Marina Berkovich, JHSSWF President

The original Jewish community of St. Maarten, an island shared by Holland and France, started with Jews who sought refuge from the Iberian expulsion of 1492. Beginning with Christopher Columbus’s first cross-Atlantic voyage, some Jews sailed far into the unknown, away from European persecution.

After the Portuguese defeated the Dutch in Brazil in 1654, Brazilian Jews scattered to Amsterdam, Holland, Surinam, Africa, British Barbados, Martinique, Nevis and Curacao, which they turned into major Jewish spiritual leaders for America’s first synagogues. Other than crystalizing sugar, many found fortune in pirate-loving Port Royal. Not the one in Naples, Florida! The real one in Jamaica! Twenty-three others managed to make it to New Amsterdam.

Since the early 1700s, the Dutch encouraged Jews to settle on St. Eustatius, a Caribbean Island not far from St. Maarten. Jewish presence always meant a lively merchant community with the multitude of advantages it created.

At the start of the American Revolution, two famous cousins, King Louis XVI of France and King Charles III of Spain, formed the trading company to stockpile munitions on St.
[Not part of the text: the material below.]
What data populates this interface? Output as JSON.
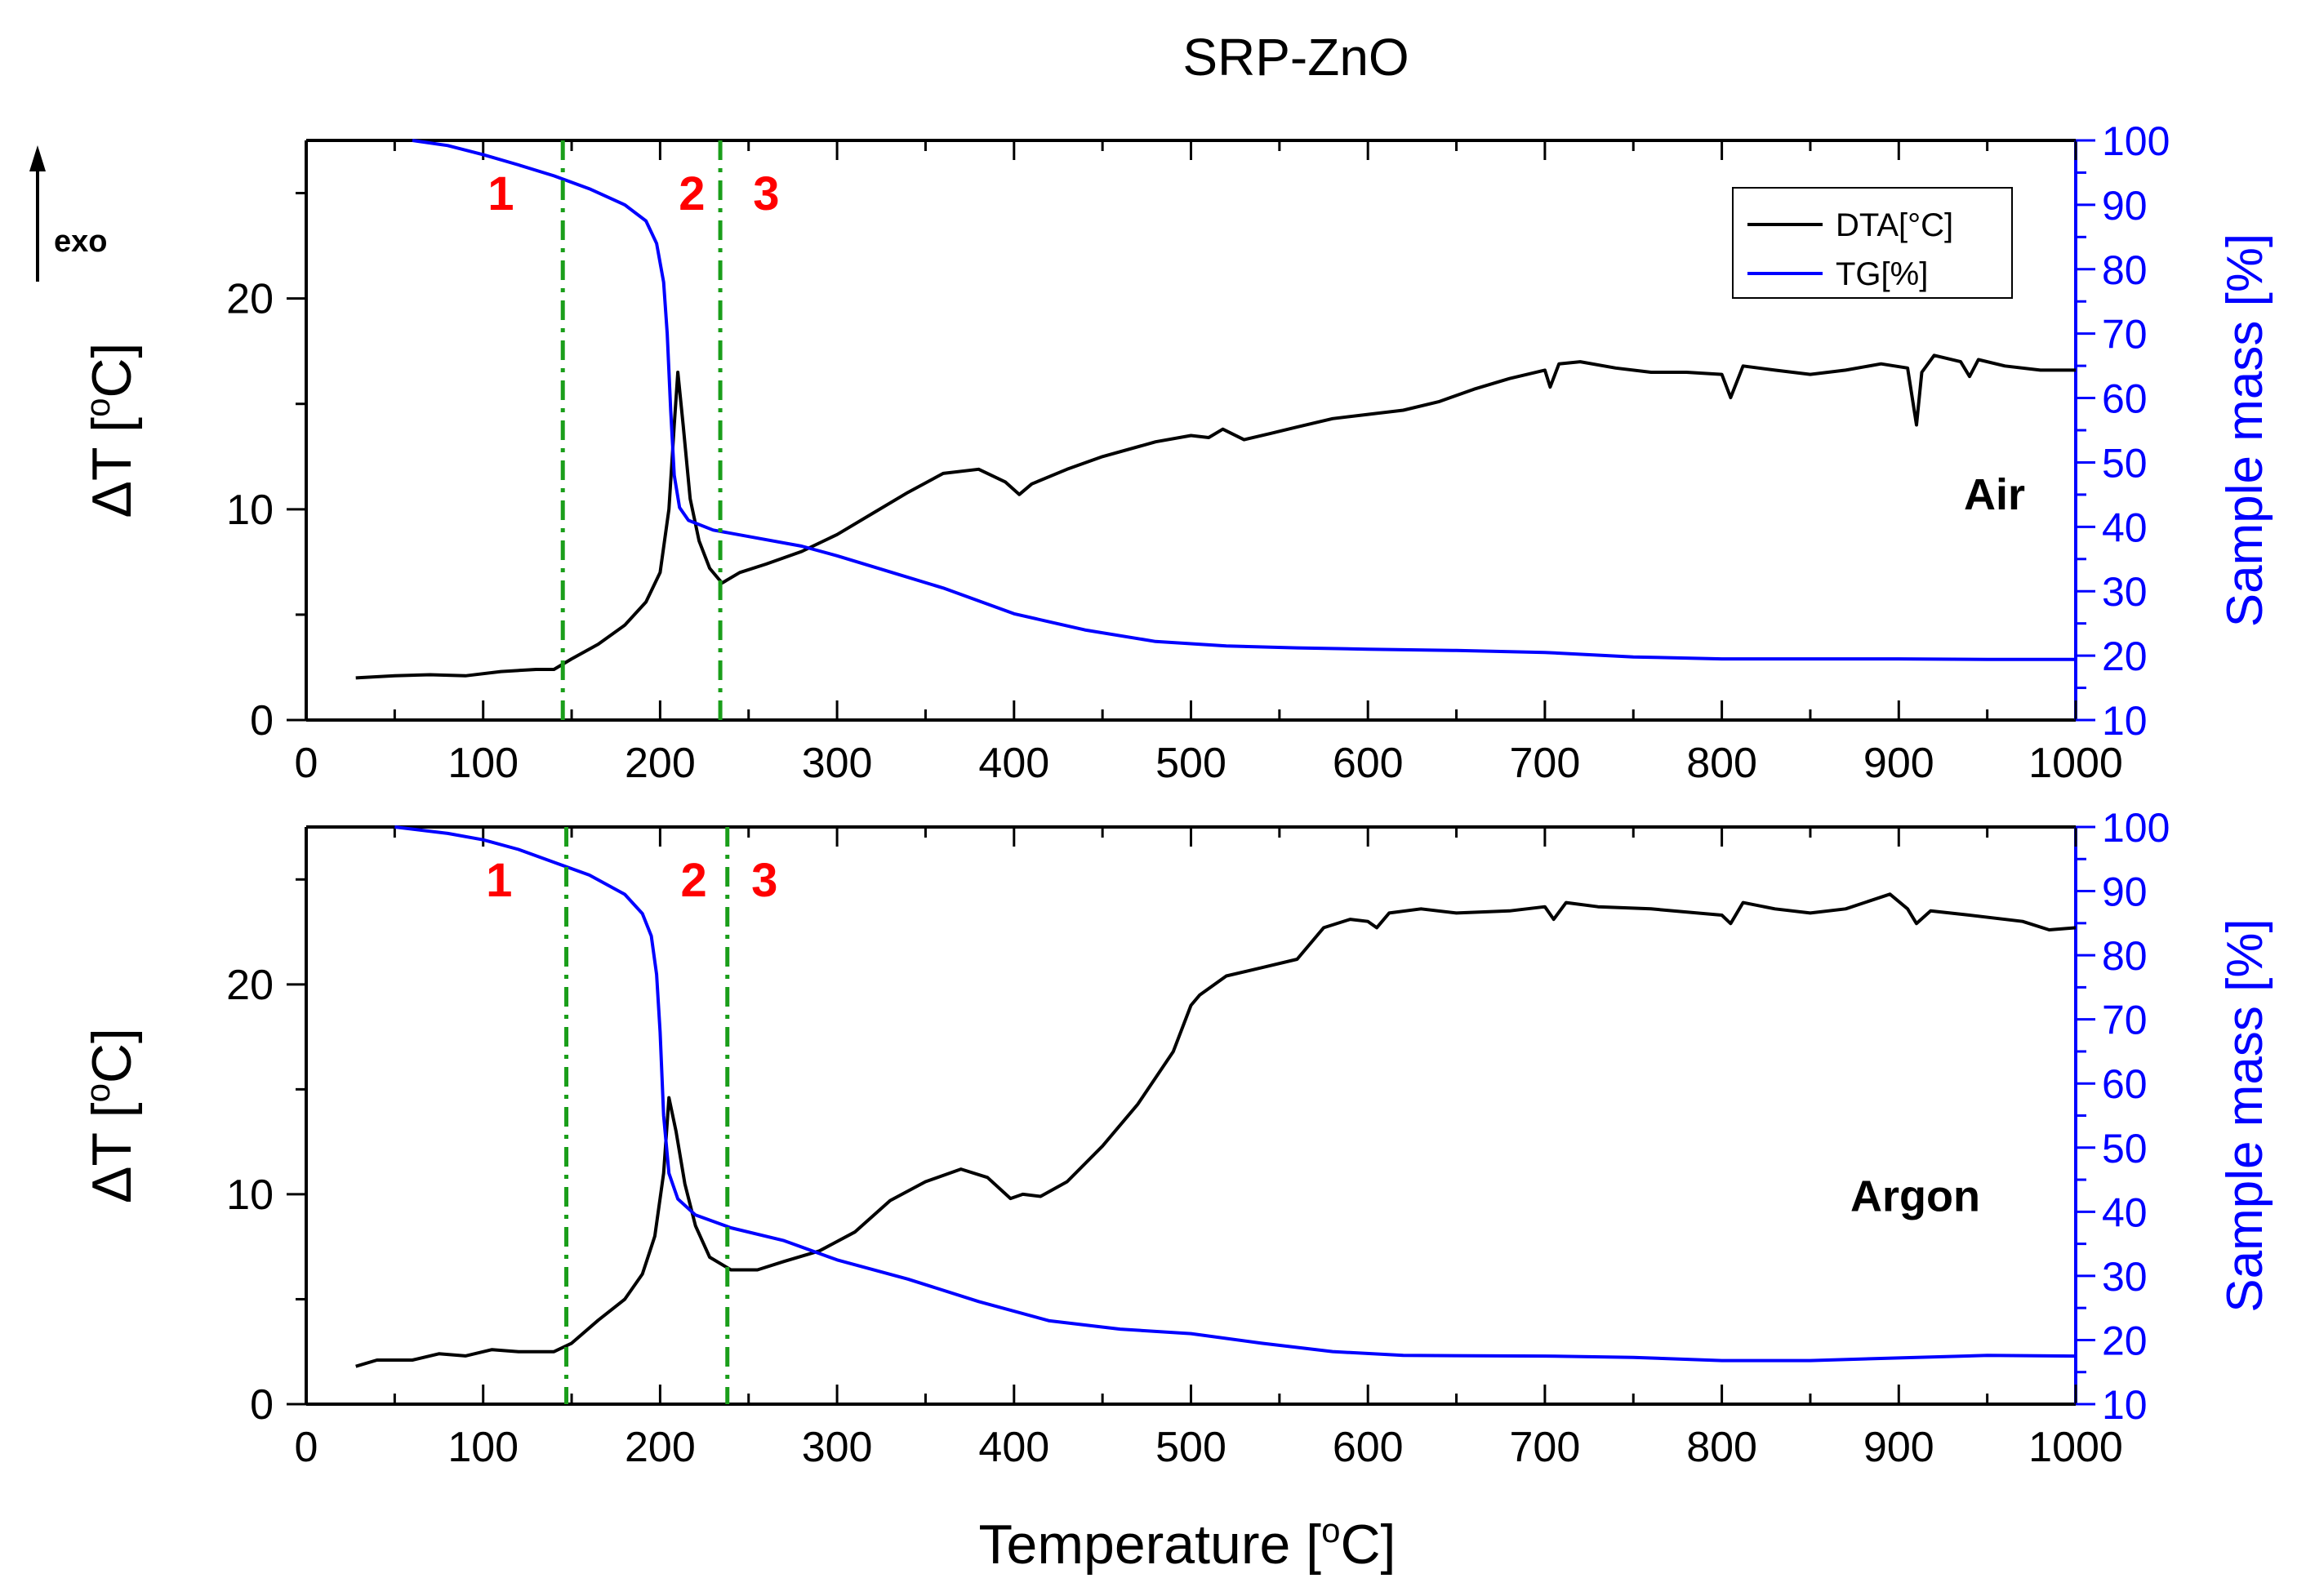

Eustatius before shipping them to the American colonies where they would become the primary source of weapons for General Washington … hmm …
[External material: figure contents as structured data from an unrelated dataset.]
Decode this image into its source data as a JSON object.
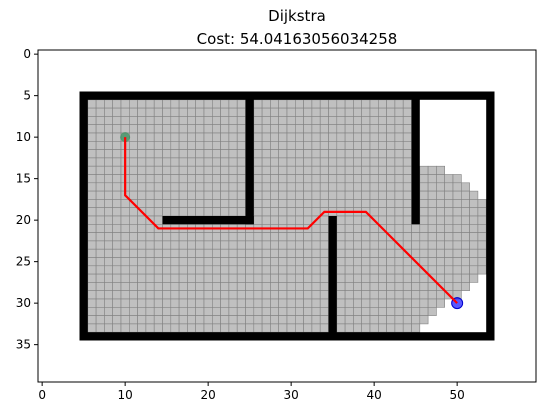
{
  "chart_data": {
    "type": "grid-path",
    "title": "Dijkstra",
    "subtitle": "Cost: 54.04163056034258",
    "xlabel": "",
    "ylabel": "",
    "xlim": [
      -0.5,
      59.5
    ],
    "ylim": [
      39.5,
      -0.5
    ],
    "y_inverted": true,
    "grid": false,
    "x_ticks": [
      0,
      10,
      20,
      30,
      40,
      50
    ],
    "y_ticks": [
      0,
      5,
      10,
      15,
      20,
      25,
      30,
      35
    ],
    "walls": [
      {
        "x": [
          5,
          54
        ],
        "y": [
          5,
          5
        ]
      },
      {
        "x": [
          5,
          54
        ],
        "y": [
          34,
          34
        ]
      },
      {
        "x": [
          5,
          5
        ],
        "y": [
          5,
          34
        ]
      },
      {
        "x": [
          54,
          54
        ],
        "y": [
          5,
          34
        ]
      },
      {
        "x": [
          25,
          25
        ],
        "y": [
          5,
          20
        ]
      },
      {
        "x": [
          15,
          25
        ],
        "y": [
          20,
          20
        ]
      },
      {
        "x": [
          45,
          45
        ],
        "y": [
          5,
          20
        ]
      },
      {
        "x": [
          35,
          35
        ],
        "y": [
          20,
          34
        ]
      }
    ],
    "explored_region": {
      "main": {
        "x": [
          6,
          44
        ],
        "y": [
          6,
          33
        ]
      },
      "right_profile": [
        {
          "y": [
            13,
            33
          ],
          "x_max": 45
        },
        {
          "y": [
            14,
            32
          ],
          "x_max": 46
        },
        {
          "y": [
            14,
            31
          ],
          "x_max": 47
        },
        {
          "y": [
            14,
            30
          ],
          "x_max": 48
        },
        {
          "y": [
            15,
            29
          ],
          "x_max": 50
        },
        {
          "y": [
            16,
            28
          ],
          "x_max": 51
        },
        {
          "y": [
            17,
            27
          ],
          "x_max": 52
        },
        {
          "y": [
            18,
            26
          ],
          "x_max": 53
        }
      ]
    },
    "path": {
      "color": "#ff0000",
      "x": [
        10,
        10,
        14,
        32,
        34,
        39,
        50
      ],
      "y": [
        10,
        17,
        21,
        21,
        19,
        19,
        30
      ]
    },
    "start": {
      "x": 10,
      "y": 10,
      "color": "#2e8b57"
    },
    "goal": {
      "x": 50,
      "y": 30,
      "color": "#0000ff"
    },
    "colors": {
      "wall": "#000000",
      "explored_fill": "#c0c0c0",
      "explored_edge": "#808080"
    }
  }
}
By 1783, St. Martin had a large enough Jewish population to build a synagogue. In 1879, a property referenced as “two lots formally the Jewish Synagogue” was sold. In 1895, the property changed hands again as “the land called the Jewish Synagogue” on today’s Guavaberry Street, which incidentally has the oldest ruins in Phillipsburg, the capital of the Dutch side of the Island. By 1910, when the next sale took place, no reference to the Jewish Synagogue was made. It disappeared.

Faced with the abolition of slavery — on the French side in 1848 and the Dutch side by 1863 — the Napoleonic wars and the diminishing plantation system, the Jews left St. Maarten. The Dominican Republic entered into a commercial treaty with Holland and some families moved there. Most of the St. Eustatius community went to St. Thomas, which now has their menorah. Some moved to Panama and the United States. By 1863, St. Martin had no Jewish residents.

In 2012, a plaque denoting the 19th-century Jewish burial ground of St. Maarten was erected after a forensic DNA testing identified the remains of a 48-year-old Jewish male to be of the Sephardic Jewish ancestral group with ties to St. Eustatius and Barbados.

Though officially forbidden from settling in Puerto Rico, secret Jews, Marranos, conversos, Cryptos, began settling there in the 15th century. In 1898, a few American Jews openly migrated there. Large groups of Jews escaped the Nazis in the 1930s and 1940s. Then, Cuban Jews escaped Castro in 1959, most settling in San Juan. Puerto Rico has the largest, wealthiest Jewish community in the Caribbean with several synagogues — information for you in case you seek refuge … or if your cruise ship stops there.